• Hello lovelies! So, given that September is officially spring and the season for new beginnings, spring cleanings, re-evaluations of self, health and wealth (ie. a coutdown to swimming costume season – eek!) and that there is a general feeling of purpose in the air, i was only too happy to be asked to take part in a Glass Recycling Blogger Challenge – care of The Glass Recycling Company who are celebrating their 10 year anniversary. The challenge? To document my own efforts in glass recycling and to hopefully inspire some of you to make changes in your glass consumption and recycling at home and work.

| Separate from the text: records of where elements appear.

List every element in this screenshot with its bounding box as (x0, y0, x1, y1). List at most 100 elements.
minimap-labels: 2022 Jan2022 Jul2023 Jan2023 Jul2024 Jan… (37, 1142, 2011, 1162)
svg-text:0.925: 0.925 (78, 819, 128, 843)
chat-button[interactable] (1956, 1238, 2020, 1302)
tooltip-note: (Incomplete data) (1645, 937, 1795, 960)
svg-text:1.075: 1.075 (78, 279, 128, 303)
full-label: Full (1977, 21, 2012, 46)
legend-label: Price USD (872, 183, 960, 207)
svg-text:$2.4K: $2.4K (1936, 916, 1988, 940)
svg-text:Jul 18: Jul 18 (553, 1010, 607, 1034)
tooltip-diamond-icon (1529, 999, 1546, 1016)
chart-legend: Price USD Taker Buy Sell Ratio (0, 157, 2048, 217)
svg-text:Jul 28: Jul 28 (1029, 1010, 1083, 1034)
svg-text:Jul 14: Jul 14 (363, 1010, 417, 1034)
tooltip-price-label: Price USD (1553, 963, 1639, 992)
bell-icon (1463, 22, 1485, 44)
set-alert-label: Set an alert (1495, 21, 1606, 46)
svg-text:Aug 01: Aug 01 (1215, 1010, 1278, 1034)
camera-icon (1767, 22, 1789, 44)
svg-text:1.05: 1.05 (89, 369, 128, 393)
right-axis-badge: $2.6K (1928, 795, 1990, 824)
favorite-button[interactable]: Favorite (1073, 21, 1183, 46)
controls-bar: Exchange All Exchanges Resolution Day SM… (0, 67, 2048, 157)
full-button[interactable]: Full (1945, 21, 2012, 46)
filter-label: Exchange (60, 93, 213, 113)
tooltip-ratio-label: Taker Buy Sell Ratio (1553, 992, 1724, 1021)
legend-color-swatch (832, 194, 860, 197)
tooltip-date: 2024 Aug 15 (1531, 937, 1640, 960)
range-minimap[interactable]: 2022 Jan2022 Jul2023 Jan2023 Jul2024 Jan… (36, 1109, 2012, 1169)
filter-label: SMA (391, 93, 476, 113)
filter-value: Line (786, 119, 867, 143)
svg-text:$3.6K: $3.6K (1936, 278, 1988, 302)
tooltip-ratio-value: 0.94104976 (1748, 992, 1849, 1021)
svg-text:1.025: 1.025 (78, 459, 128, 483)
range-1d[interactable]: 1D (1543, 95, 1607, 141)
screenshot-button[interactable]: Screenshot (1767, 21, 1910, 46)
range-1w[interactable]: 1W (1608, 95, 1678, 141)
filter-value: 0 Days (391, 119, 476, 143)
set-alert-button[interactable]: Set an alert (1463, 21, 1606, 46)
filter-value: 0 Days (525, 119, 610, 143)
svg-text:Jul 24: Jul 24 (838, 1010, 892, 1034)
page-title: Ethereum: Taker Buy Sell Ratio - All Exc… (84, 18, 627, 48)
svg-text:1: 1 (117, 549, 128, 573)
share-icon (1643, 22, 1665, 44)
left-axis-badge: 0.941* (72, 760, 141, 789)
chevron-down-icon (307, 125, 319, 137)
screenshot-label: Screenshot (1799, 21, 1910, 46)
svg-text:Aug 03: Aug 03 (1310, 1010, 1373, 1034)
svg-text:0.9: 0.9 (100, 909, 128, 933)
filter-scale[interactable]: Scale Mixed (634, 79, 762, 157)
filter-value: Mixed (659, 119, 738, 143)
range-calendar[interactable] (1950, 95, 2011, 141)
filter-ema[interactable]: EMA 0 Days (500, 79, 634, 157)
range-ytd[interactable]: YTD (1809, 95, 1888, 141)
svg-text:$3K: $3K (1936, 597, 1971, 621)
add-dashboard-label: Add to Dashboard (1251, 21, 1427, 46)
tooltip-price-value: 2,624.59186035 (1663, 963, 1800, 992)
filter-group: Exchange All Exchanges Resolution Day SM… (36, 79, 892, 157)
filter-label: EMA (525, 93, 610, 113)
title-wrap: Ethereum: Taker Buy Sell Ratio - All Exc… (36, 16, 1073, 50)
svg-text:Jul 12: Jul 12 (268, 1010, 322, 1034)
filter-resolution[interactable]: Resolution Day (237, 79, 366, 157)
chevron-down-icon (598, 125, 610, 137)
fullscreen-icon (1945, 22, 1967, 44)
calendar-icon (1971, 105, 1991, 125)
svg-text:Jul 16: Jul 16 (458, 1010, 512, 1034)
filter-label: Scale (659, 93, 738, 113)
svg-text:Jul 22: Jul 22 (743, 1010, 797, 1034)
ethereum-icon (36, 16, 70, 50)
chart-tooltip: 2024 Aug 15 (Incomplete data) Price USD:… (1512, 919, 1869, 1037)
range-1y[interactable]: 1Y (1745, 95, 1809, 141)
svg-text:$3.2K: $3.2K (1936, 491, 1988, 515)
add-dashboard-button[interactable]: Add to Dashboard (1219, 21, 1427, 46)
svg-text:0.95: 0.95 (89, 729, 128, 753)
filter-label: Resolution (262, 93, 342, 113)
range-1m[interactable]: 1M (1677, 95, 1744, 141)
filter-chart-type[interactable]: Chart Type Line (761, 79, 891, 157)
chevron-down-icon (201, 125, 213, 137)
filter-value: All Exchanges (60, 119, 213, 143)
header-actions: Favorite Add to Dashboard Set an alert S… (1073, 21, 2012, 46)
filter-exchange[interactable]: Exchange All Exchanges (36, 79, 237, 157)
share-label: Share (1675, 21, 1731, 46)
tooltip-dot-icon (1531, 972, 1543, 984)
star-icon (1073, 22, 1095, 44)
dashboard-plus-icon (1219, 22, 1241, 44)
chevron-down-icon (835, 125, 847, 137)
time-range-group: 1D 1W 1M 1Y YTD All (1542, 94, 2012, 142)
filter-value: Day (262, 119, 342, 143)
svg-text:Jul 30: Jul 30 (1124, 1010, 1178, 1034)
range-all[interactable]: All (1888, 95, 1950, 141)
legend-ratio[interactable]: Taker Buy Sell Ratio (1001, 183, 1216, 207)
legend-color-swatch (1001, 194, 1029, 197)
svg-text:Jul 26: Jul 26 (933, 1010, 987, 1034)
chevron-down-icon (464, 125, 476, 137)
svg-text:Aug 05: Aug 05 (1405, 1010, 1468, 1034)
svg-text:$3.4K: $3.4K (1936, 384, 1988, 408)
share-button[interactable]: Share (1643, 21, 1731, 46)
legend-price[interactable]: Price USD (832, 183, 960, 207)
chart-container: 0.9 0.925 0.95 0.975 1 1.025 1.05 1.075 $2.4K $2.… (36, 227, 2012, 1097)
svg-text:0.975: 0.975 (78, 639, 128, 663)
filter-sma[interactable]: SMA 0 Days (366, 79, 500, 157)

    Did you know only 41% of South Africa’s glass bottles and jars are being recycled?

    We already recycle our glass and after a festive weekend entertaining friends, i can say that we really contribute to our local glass bank in a big way. Sheesh, all those wine bottles! (Just to be clear – it’s not me, lovelies – i haven’t drunk in over a year – i blame The Captain and our mates 😉

    But there are other places we can make changes…here are some thoughts..

    How nice are these recycling bins from Pedersen & Lennard?


    • No glass should be making it into any municipal refuse removal. Make sure you have a dedicated glass recycling container at home and commit to recycling all the glass you no longer have a use for by taking it to your closest glass bank. WHAT WE DO We have a plastic container that sits outside our back kitchen door – it’s not particularly glamorous but it works – we empty it every couple of weeks. What i actually want is a recycling bin from Pedersen & Lennard…see above


    • Work towards using less plastic and more glass in our daily lives – swop plastic storage containers in your pantry for glass jars, use glass water bottles instead of plastic ones at the gym and in the kitchen, decant refill detergents into reusable glass containers. WHAT WE DO I use Consol jars for almost all of our dry goods but for some reason my baking supplies hadn’t been sorted, so that’s another thing on my house-sorting to do list. I am going to decant all our decorations and ingredients into glass jars rather than plastic containers. The children actually got us into glass bottles for drinking a while ago and they take their lunch salads to school in Consol My Jars and i love the idea of having a cooldrink dispenser filled with cleaning supplies like fabric softener – that way you only have to buy refills to top up your supplies. 

    • Ask your favourite restaurants and retailers about their glass recycling habits and encourage them to get a free glass bank (apply online at www.tgrc.co.za) WHAT WE DO I had no idea this was something we as the public could drive, so from now on i’m going to get vocal, asking shops and restaurants what they do with their glass. Also, WHY do restaurants still serve bottled water and not bring a carafe of filtered water to the table -i’m happy to pay, just don’t bring me plastic!

    • Glass banks are free – ask your school to apply for one so families can drop their glass recycling off on the school run. WHAT WE DO Again, i didn’t know glass banks were free – i think every school should have one, don’t you? Visit The Glass Recycling Company to apply for one.

    If you don’t know where your closest bank is, SMS the name of your suburb to 32310 and you’ll receive a response regarding your closest glass bank.

    Hope this has sparked something in you to up your glass recycling. I was shocked at the 41% statistic! What do you do to recycle glass at home?


  • 2 Comments to “Getting to Grips with Glass Recycling”

    1. Lois Carol Wessels on

      Have recycling for years – it is 2nd nature now!

    2. Marike Gous on

      YES YES YES! Let’s all do this and make a difference!

      Ensure restaurants, bars and shopping malls all recycling their glass, even office parks and complexes should insist on recycling the glass!